Ils sont à la fête. C’est que le grand raout de l’armement n’est pas seulement commerce de mort, il est aussi l’occasion pour les représentants ès grande faucheuse de tous les pays de se rencontrer dans une ambiance décontractée. C’est là qu’ils discutent des nouveaux petits bijoux semeurs de morts, présentent leurs nouveautés et signent de juteux contrats. Normal, dans ces conditions, que l’atmosphère soit à la bonne humeur et à la courbette servile : il y en aura pour tout le monde. Quelques gradés – médailles et uniformes en bandoulière – déambulent l’air grave, détonnent presque dans le paysage. Les autres, qu’ils soient brésiliens, russes, français, américains, bulgares ou saoudiens, se ressemblent tous : VRP funèbres fabriqués en série, un peu minables, un peu beaufs, un peu grandes-gueules. La grande foire à la saloperie humaine ressemble à une FIAC du pauvre, voire à un salon de l’électro-ménager (si on fait abstraction des marchandises présentées, évidemment). Perturbant.
Pour le Rouletabille naïf égaré au salon Eurosatory, l’expérience est plutôt éprouvante [1], voire carrément effrayante. Horreur à la mesure de nerfs de géant [2] ! Difficile de s’imaginer la chose, l’ampleur du désastre : 50 000 professionnels du secteurs attendus sur quatre jours, 1 300 exposants qui tous ont placé leurs billes (ou une partie d’icelles) dans l’armement terrestre, de Dassault à Taser, de Lockhead Martin (le roi du missile) à EADS, affichant leurs marchandises rutilantes comme d’autres leurs tapis.
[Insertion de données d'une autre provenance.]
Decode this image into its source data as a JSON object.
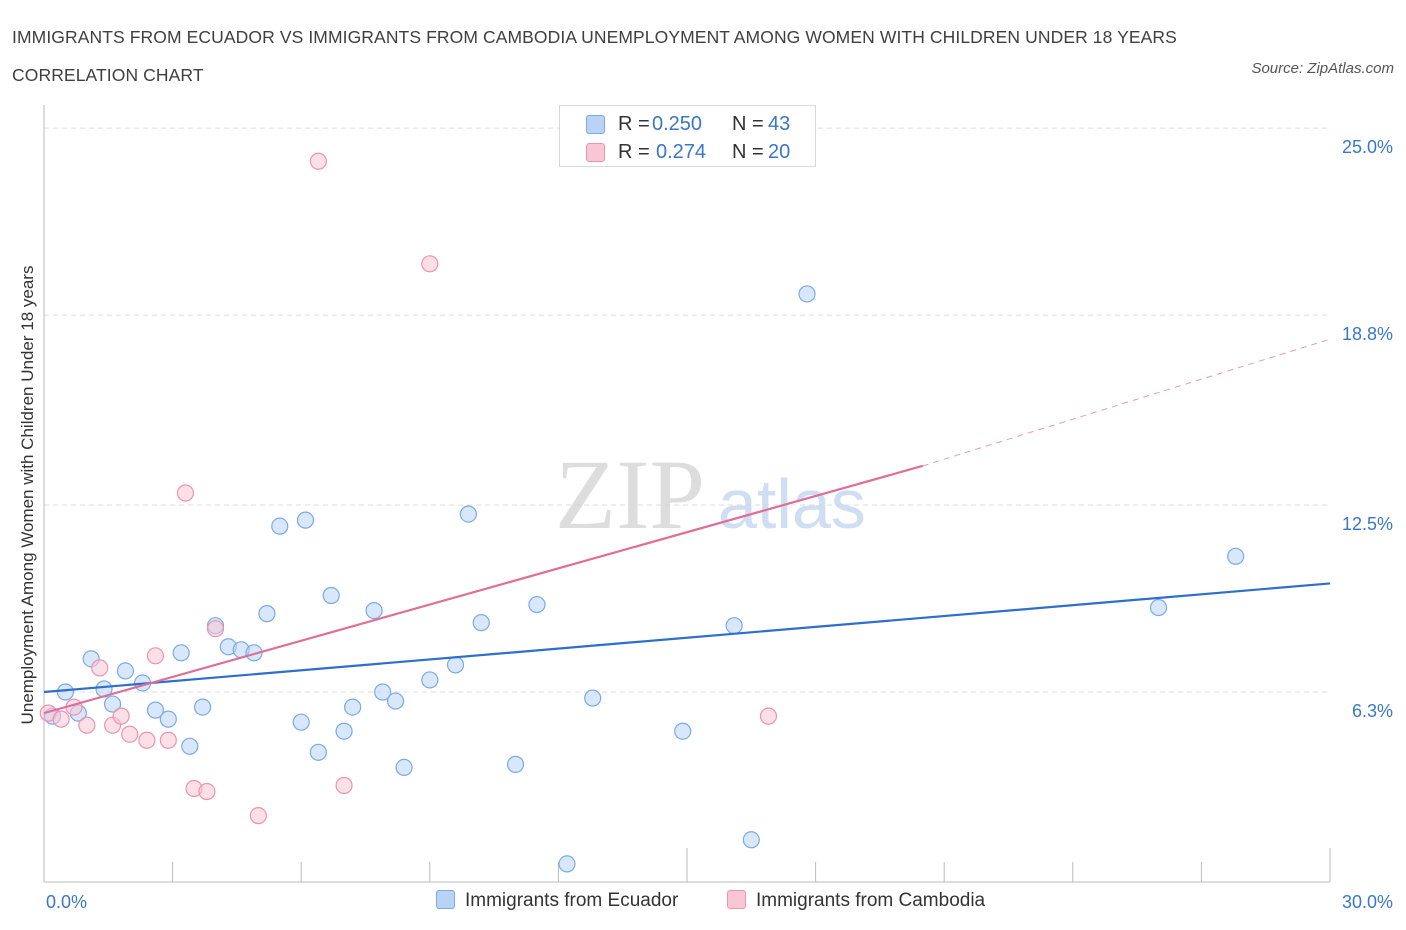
{
  "title": "IMMIGRANTS FROM ECUADOR VS IMMIGRANTS FROM CAMBODIA UNEMPLOYMENT AMONG WOMEN WITH CHILDREN UNDER 18 YEARS CORRELATION CHART",
  "source": "Source: ZipAtlas.com",
  "watermark": {
    "zip": "ZIP",
    "atlas": "atlas"
  },
  "legend": {
    "rows": [
      {
        "r_label": "R =",
        "r_value": "0.250",
        "n_label": "N =",
        "n_value": "43"
      },
      {
        "r_label": "R =",
        "r_value": "0.274",
        "n_label": "N =",
        "n_value": "20"
      }
    ]
  },
  "chart_data": {
    "type": "scatter",
    "ylabel": "Unemployment Among Women with Children Under 18 years",
    "x_tick_labels": [
      "0.0%",
      "30.0%"
    ],
    "y_tick_labels": [
      "6.3%",
      "12.5%",
      "18.8%",
      "25.0%"
    ],
    "y_ticks": [
      6.3,
      12.5,
      18.8,
      25.0
    ],
    "xlim": [
      0,
      30
    ],
    "ylim": [
      0,
      25.6
    ],
    "grid": true,
    "legend_position": "top-center",
    "colors": {
      "ecuador_fill": "#b8d3f5",
      "ecuador_stroke": "#7aaae6",
      "ecuador_line": "#2e6fcc",
      "cambodia_fill": "#f7c7d6",
      "cambodia_stroke": "#ee93ae",
      "cambodia_line": "#e06f97",
      "axis_text": "#3a77c6"
    },
    "series": [
      {
        "name": "Immigrants from Ecuador",
        "trend": {
          "x0": 0,
          "y0": 6.3,
          "x1": 30,
          "y1": 9.9
        },
        "points": [
          [
            0.2,
            5.5
          ],
          [
            0.5,
            6.3
          ],
          [
            0.8,
            5.6
          ],
          [
            1.1,
            7.4
          ],
          [
            1.4,
            6.4
          ],
          [
            1.6,
            5.9
          ],
          [
            1.9,
            7.0
          ],
          [
            2.3,
            6.6
          ],
          [
            2.6,
            5.7
          ],
          [
            2.9,
            5.4
          ],
          [
            3.2,
            7.6
          ],
          [
            3.4,
            4.5
          ],
          [
            3.7,
            5.8
          ],
          [
            4.0,
            8.5
          ],
          [
            4.3,
            7.8
          ],
          [
            4.6,
            7.7
          ],
          [
            4.9,
            7.6
          ],
          [
            5.2,
            8.9
          ],
          [
            5.5,
            11.8
          ],
          [
            6.0,
            5.3
          ],
          [
            6.1,
            12.0
          ],
          [
            6.4,
            4.3
          ],
          [
            6.7,
            9.5
          ],
          [
            7.0,
            5.0
          ],
          [
            7.2,
            5.8
          ],
          [
            7.7,
            9.0
          ],
          [
            7.9,
            6.3
          ],
          [
            8.2,
            6.0
          ],
          [
            8.4,
            3.8
          ],
          [
            9.0,
            6.7
          ],
          [
            9.6,
            7.2
          ],
          [
            9.9,
            12.2
          ],
          [
            10.2,
            8.6
          ],
          [
            11.0,
            3.9
          ],
          [
            11.5,
            9.2
          ],
          [
            12.2,
            0.6
          ],
          [
            12.8,
            6.1
          ],
          [
            14.9,
            5.0
          ],
          [
            16.1,
            8.5
          ],
          [
            16.5,
            1.4
          ],
          [
            17.8,
            19.5
          ],
          [
            26.0,
            9.1
          ],
          [
            27.8,
            10.8
          ]
        ]
      },
      {
        "name": "Immigrants from Cambodia",
        "trend": {
          "x0": 0,
          "y0": 5.6,
          "x1": 20.5,
          "y1": 13.8
        },
        "trend_dashed": {
          "x0": 20.5,
          "y0": 13.8,
          "x1": 30,
          "y1": 18.0
        },
        "points": [
          [
            0.1,
            5.6
          ],
          [
            0.4,
            5.4
          ],
          [
            0.7,
            5.8
          ],
          [
            1.0,
            5.2
          ],
          [
            1.3,
            7.1
          ],
          [
            1.6,
            5.2
          ],
          [
            1.8,
            5.5
          ],
          [
            2.0,
            4.9
          ],
          [
            2.4,
            4.7
          ],
          [
            2.6,
            7.5
          ],
          [
            2.9,
            4.7
          ],
          [
            3.3,
            12.9
          ],
          [
            3.5,
            3.1
          ],
          [
            3.8,
            3.0
          ],
          [
            4.0,
            8.4
          ],
          [
            5.0,
            2.2
          ],
          [
            6.4,
            23.9
          ],
          [
            7.0,
            3.2
          ],
          [
            9.0,
            20.5
          ],
          [
            16.9,
            5.5
          ]
        ]
      }
    ]
  }
}
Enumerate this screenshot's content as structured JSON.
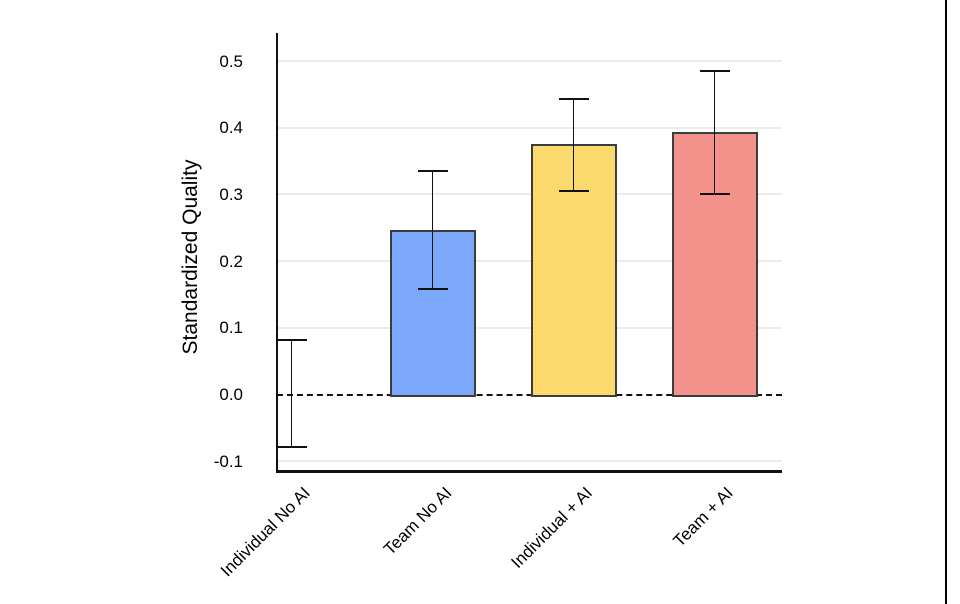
{
  "chart_data": {
    "type": "bar",
    "title": "",
    "ylabel": "Standardized Quality",
    "xlabel": "",
    "categories": [
      "Individual No AI",
      "Team No AI",
      "Individual + AI",
      "Team + AI"
    ],
    "values": [
      0,
      0.247,
      0.375,
      0.393
    ],
    "ci_low": [
      -0.078,
      0.158,
      0.305,
      0.301
    ],
    "ci_high": [
      0.082,
      0.335,
      0.443,
      0.485
    ],
    "bar_colors": [
      null,
      "#7CA8FB",
      "#FCD96C",
      "#F3928A"
    ],
    "bar_border_color": "#3C3C3C",
    "error_bar_color": "#111111",
    "yticks": [
      {
        "value": 0.5,
        "label": "0.5"
      },
      {
        "value": 0.4,
        "label": "0.4"
      },
      {
        "value": 0.3,
        "label": "0.3"
      },
      {
        "value": 0.2,
        "label": "0.2"
      },
      {
        "value": 0.1,
        "label": "0.1"
      },
      {
        "value": 0.0,
        "label": "0.0"
      },
      {
        "value": -0.1,
        "label": "-0.1"
      }
    ],
    "ylim": [
      -0.113,
      0.542
    ],
    "zero_line": {
      "value": 0,
      "style": "dashed",
      "color": "#111111"
    },
    "grid": true,
    "gridline_color": "#EBEBEB",
    "legend": null,
    "background": "#FFFFFF"
  },
  "decorations": {
    "right_edge_line_color": "#000000"
  }
}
Opulents et joyeux. Il faut dire, comme le rappelle Philippe Leymarie sur son blog du Monde Diplo (ici), qu’ils auraient tort de faire la gueule, tant leur industrie est plus que jamais florissante :
« En dépit de la crise, les dépenses militaires mondiales – toutes spécialités – ont atteint un nouveau record pour 2009, selon le rapport de l’Institut de recherche pour la Paix de Stockholm (SIPRI) publié le 2 juin dernier : 1531 milliards de dollars ont été consacrés au secteur militaire (+ 6 % par rapport à 2008, et + 49 % par rapport à l’année 2000). »
Alors, d’un stand à l’autre, c’est le même spectacle : champagne et petites pépées, rires et claques dans le dos. Les affaires tournent, l’heure n’est pas à la sinistrose. Dehors, un petit train touristique [3] permet aux plus impotents d’aller jeter un coup d’oeil à la ribambelle de tanks s’étalant sur un parking immense, chenille vicieuse. Pas loin, une escouade d’officiels allemands s’engouffre dans un gigantesque véhicule blindé, visite guidée ponctuée d’exclamations enthousiastes. Allée F4, des yeux égrillards suivent les croupes des hôtesses d’accueil, quelques blagues fusent en polonais. Devant un stand, un type à l’accent belge, manifestement bourré, s’adresse à son interlocuteur japonais dans un anglais hésitant : « Cette roquette, mon vieux, elle te défonce un tank d’un claquement de doigt. Notre grande fierté. » Un temps. « Bon, on va la boire cette bière ? » À deux pas, un ricain excité, l’air ado, s’empare des mitraillettes d’un stand, l’une après l’autre, méthodiquement, pour les soupeser et mimer l’assaut furieux, l’œil en érection. Plus loin, les représentants de Taser tentent de m’expliquer que jamais au grand jamais l’on n’a pas pu faire état d’un lien direct entre un décès et l’utilisation d’une de leurs merveilles. Litanie déprimante.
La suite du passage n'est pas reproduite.